Johan estaba a un escaso metro de él sentado sobre su cama con las piernas cruzadas, mirando con total concentración al mazo de cartas que había ido perfeccionando con las semanas, hasta tal punto que ya le daba mucha batalla a Juudai, quien lo miraba como si eso fuera su mayor orgullo. ¿Podría defenderse con esas cartas si alguien lo atacaba? ¿Qué clase de reglas se imponían en esos extraños juegos en los que Juudai quería que se sumergiera? El castaño le había dicho que había muerto en uno de esos juegos en su vida anterior, que había sido irresponsable y que por eso lo había dejado solo, desencadenando todo ese enredo de recuerdos y destino. ¿Y si él moría también? ¿Podía acaso dejar a sus padres? ¿Podía siquiera convencerlos de que lo dejasen marchar sin que pusieran un aviso internacional buscándolo?
En ese momento frunció el entrecejo pensando que la decisión no era suya del todo, que aún si decía que sí a todos los riesgos que conllevaba el irse, muchas otras cosas se pondrían en su contra, que el llamado destino al que ellos siempre hacían referencia sólo se estaba burlando, dándoles imposibles que superar. En eso estaba cuando sintió que la cama se hundía sólo un poco en una de las esquinas, logrando que su cuerpo se tambaleara más y más conforme el peso —la persona— se acercaba a él por la superficie mullida en la que dormía. Era Juudai, por supuesto y parecía casi felino y ágil mientras se acercaba, la luz de la lámpara en la mesita cercana rompiendo en sus facciones y en sus pupilas, brillantes a pesar de la oscuridad de la noche.
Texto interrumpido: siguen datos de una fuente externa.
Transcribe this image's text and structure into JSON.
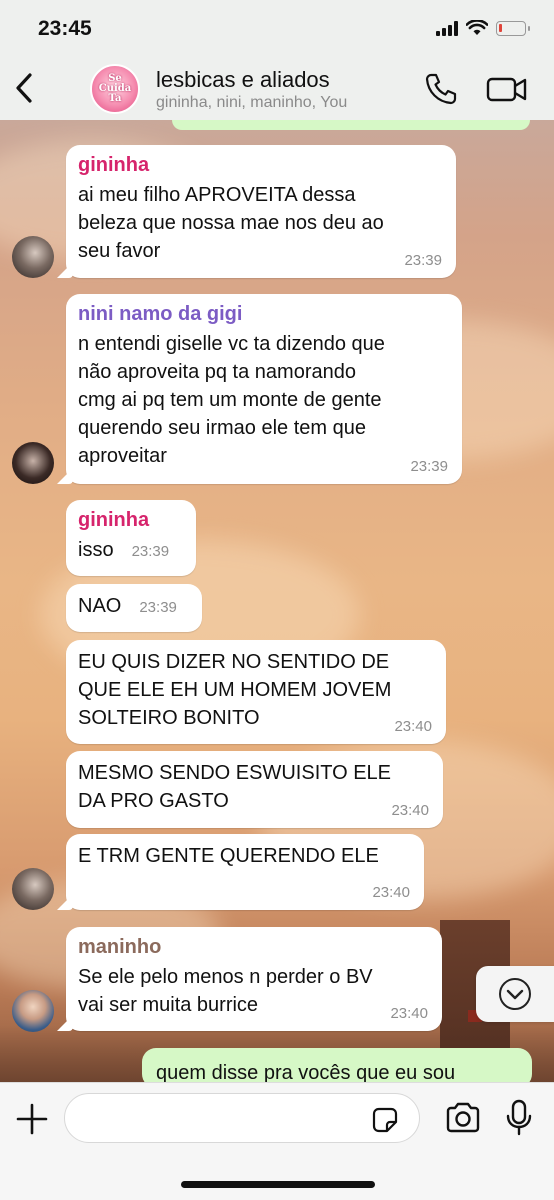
{
  "status_bar": {
    "time": "23:45",
    "battery_level": 0.15
  },
  "header": {
    "title": "lesbicas e aliados",
    "subtitle": "gininha, nini, maninho, You",
    "avatar_text": "Se Cuida Ta"
  },
  "messages": [
    {
      "sender": "gininha",
      "sender_color": "#d6246c",
      "text": "ai meu filho APROVEITA dessa\nbeleza que nossa mae nos deu ao\nseu favor",
      "time": "23:39"
    },
    {
      "sender": "nini namo da gigi",
      "sender_color": "#7c5cc4",
      "text": "n entendi giselle vc ta dizendo que\nnão aproveita pq ta namorando\ncmg ai pq tem um monte de gente\nquerendo seu irmao ele tem que\naproveitar",
      "time": "23:39"
    },
    {
      "sender": "gininha",
      "sender_color": "#d6246c",
      "text": "isso",
      "time": "23:39"
    },
    {
      "text": "NAO",
      "time": "23:39"
    },
    {
      "text": "EU QUIS DIZER NO SENTIDO DE\nQUE ELE EH UM HOMEM JOVEM\nSOLTEIRO BONITO",
      "time": "23:40"
    },
    {
      "text": "MESMO SENDO ESWUISITO ELE\nDA PRO GASTO",
      "time": "23:40"
    },
    {
      "text": "E TRM GENTE QUERENDO ELE",
      "time": "23:40"
    },
    {
      "sender": "maninho",
      "sender_color": "#8b6a5c",
      "text": "Se ele pelo menos n perder o BV\nvai ser muita burrice",
      "time": "23:40"
    }
  ],
  "outgoing_partial": "quem disse pra vocês que eu sou",
  "input": {
    "placeholder": ""
  },
  "icons": {
    "back": "chevron-left-icon",
    "call": "phone-icon",
    "video": "video-camera-icon",
    "scroll": "chevron-down-circle-icon",
    "plus": "plus-icon",
    "sticker": "sticker-icon",
    "camera": "camera-icon",
    "mic": "microphone-icon"
  },
  "colors": {
    "outgoing_bubble": "#d6f8c6",
    "incoming_bubble": "#ffffff",
    "header_bg": "#eef0ee"
  }
}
Aquello no era justo, nada justo. Y así lo pensó Johan mientras la proximidad del otro se hacía latente en su respiración cercana, en que casi podía contar sus pestañas cuando éste se aproximaba y adivinar algún secreto en la profundidad de los ojos castaños, que pronto se cerraron como lo hicieron sus labios sobre los suyos, en ese primer contacto deseado desde hacía tiempo, quizás desde siempre en la mente de Juudai. Aquello no era justo porque no le daba tiempo a Johan para pensar, para racionalizar sus posibilidades. Se sentía extrañamente mareado, veía todo borroso, como deben sentirse las personas que usan gafas y luego se las quitan para dormir. Su mente ya no pensaría, lo harían sus sentimientos y eso no era justo.
Correspondió el beso dejando que el sentimiento lo abrumara, devorando los labios del otro con suavidad y necesidad a la vez, las manos aferradas a su cuello, a alguna parte de la espalda que no supo identificar. Le gustaba definitivamente. Le gustaba como nunca nadie antes en su vida, quizás en todas sus vidas —si es que había más, si es que todo era cierto (y comenzaba a creerlo)—, pero, ¿era suficiente?
Los besos se intensificaron conforme la intensidad de sus dudas aumentaba, podía largarse de ahí esa misma noche, tomar sus cosas, su ropa, su deck y embarcarse hacia una nueva aventura con él a su lado. Podía dejarlo todo atrás, estudios, familia, casa, comodidad, todo esa misma noche. Pero los labios del otro lo habían paralizado, sus manos también, fuertemente asidas a su espalda, como si nunca quisiese dejarlo escapar.
El destino se estaba burlando sin duda, ahí estaba la prueba fehaciente. Ahora que había dado ese paso no encontraría nunca un camino de retorno y todo se resumía a irse o no, porque ya una cosa estaba clara: se había enamorado de él.